ADC chairman Dr. Joe Reed introduced a congressional map proposal in a reapportionment public hearing in July that created two majority-minority congressional districts. Republicans passed a different map last week that kept one majority-minority district and one with a 40% black voting-age population.

A three-judge panel in federal district court in January 2022 found Alabama's congressional map passed in 2021 likely unconstitutional and said a "remedial plan will need to include two districts in which Black voters either comprise a voting-age majority or something quite close to it." The U.S. Supreme Court affirmed the judges' opinion on appeal by the State of Alabama in June.

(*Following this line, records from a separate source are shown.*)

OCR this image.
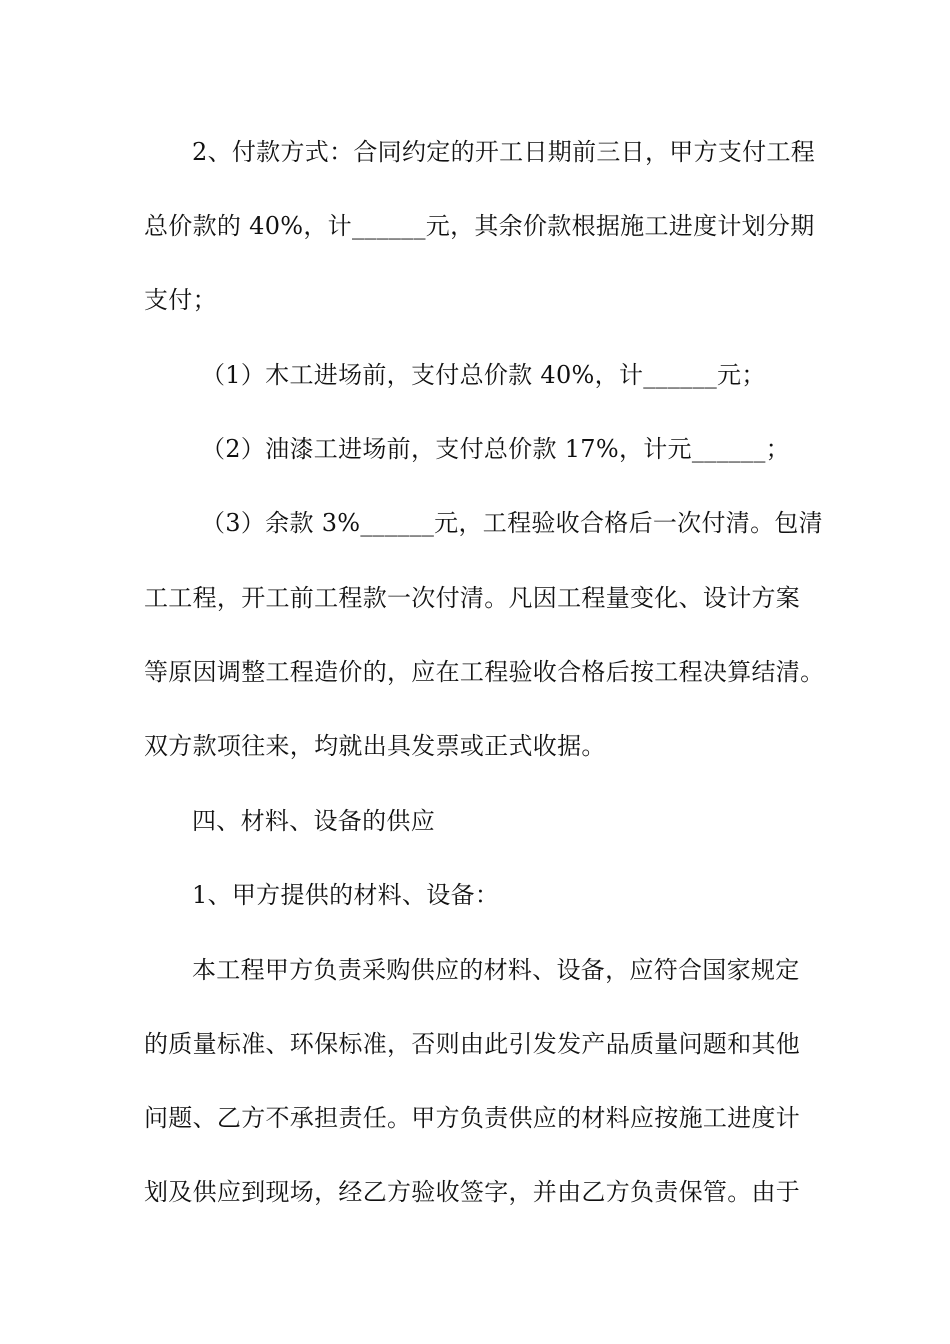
2、付款方式：合同约定的开工日期前三日，甲方支付工程
总价款的 40%，计______元，其余价款根据施工进度计划分期
支付；
（1）木工进场前，支付总价款 40%，计______元；
（2）油漆工进场前，支付总价款 17%，计元______；
（3）余款 3%______元，工程验收合格后一次付清。包清
工工程，开工前工程款一次付清。凡因工程量变化、设计方案
等原因调整工程造价的，应在工程验收合格后按工程决算结清。
双方款项往来，均就出具发票或正式收据。
四、材料、设备的供应
1、甲方提供的材料、设备：
本工程甲方负责采购供应的材料、设备，应符合国家规定
的质量标准、环保标准，否则由此引发发产品质量问题和其他
问题、乙方不承担责任。甲方负责供应的材料应按施工进度计
划及供应到现场，经乙方验收签字，并由乙方负责保管。由于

The plaintiffs in the lawsuit that went to the Supreme Court were represented by left-wing groups such as the ACLU and NAACP. State Sen. Bobby Singleton (D-Greensboro) is a plaintiff in a separate lawsuit against the State of Alabama over its congressional map. However, the Court has consolidated the two lawsuits together.

The ADC filed a motion to intervene in the lawsuit on July 10 that was denied by U.S. District Judge Terry Moorer, U.S. District Judge Anna Manasco and United States Circuit Judge Stanley Marcus on Tuesday. 

"Because the ADC has been exceedingly untimely, its interests are the same as the interests of the party plaintiffs, and its intervention now would cause substantial disruption, delay, and prejudice at this critical juncture in the case, the ADC's request for permissive intervention fails," Moorer, Manaso, and Marcus said in their ruling. "Under these precedents, the ADC's lengthy delay in seeking to intervene precludes a finding of timeliness. The preliminary injunction proceedings involved more than forty lawyers, seven days of hearings, and a voluminous record, including testimony from multiple expert witnesses. Although the ADC's interests could have been affected during that stage of these proceedings, the ADC did not then seek to intervene. This litigation is now nearly two years old and is in a critical, time sensitive stage. The Court faces extreme time pressure to hold a hearing and issue an appropriate order before the 2024 election deadlines. Secretary Allen has informed the Court that a congressional map must be in place by early October 2023 to be used in the 2024 elections."

The judges continued by saying, "the ADC further downplays its delay and asserts that it did not understand until recently "that the Legislature is unlikely to develop a new map that is consistent with federal law," but that cannot be right: there has always been a possibility that if the plaintiffs prevailed in this litigation, the Court would be required to impose the remedy should the Legislature fail to do so."

"In any event, even if the ADC were to suffer any prejudice from denial of its motion, that prejudice would be temporary because later process will cure it. Since the ADC filed its motion, the Legislature has enacted a new congressional redistricting plan. If that map is successfully challenged and circumstances call for the special master to prepare a map, the ADC and other interested parties will have an opportunity to submit proposed maps to the special master," Moorer, Manasco and Marcus said.

Mark Sabel, an attorney for ADC, said in a motion to intervene on July 10, "[N]one of the existing plaintiffs has yet proposed a remedial plan that is favored by the ADC. The Singleton plaintiffs have even proposed a remedial plan that results in zero majority-Black districts."

Some have speculated Reed's son, Montgomery Mayor Steven Reed, would be interested in running as a Democrat in the second congressional district depending on the final version of the congressional map.

A federal court hearing with a three-judge panel to decide whether the map passed by Republicans last week will stand for the 2024 election is set for August 14 at the Hugo L. Black Federal Courthouse in Birmingham.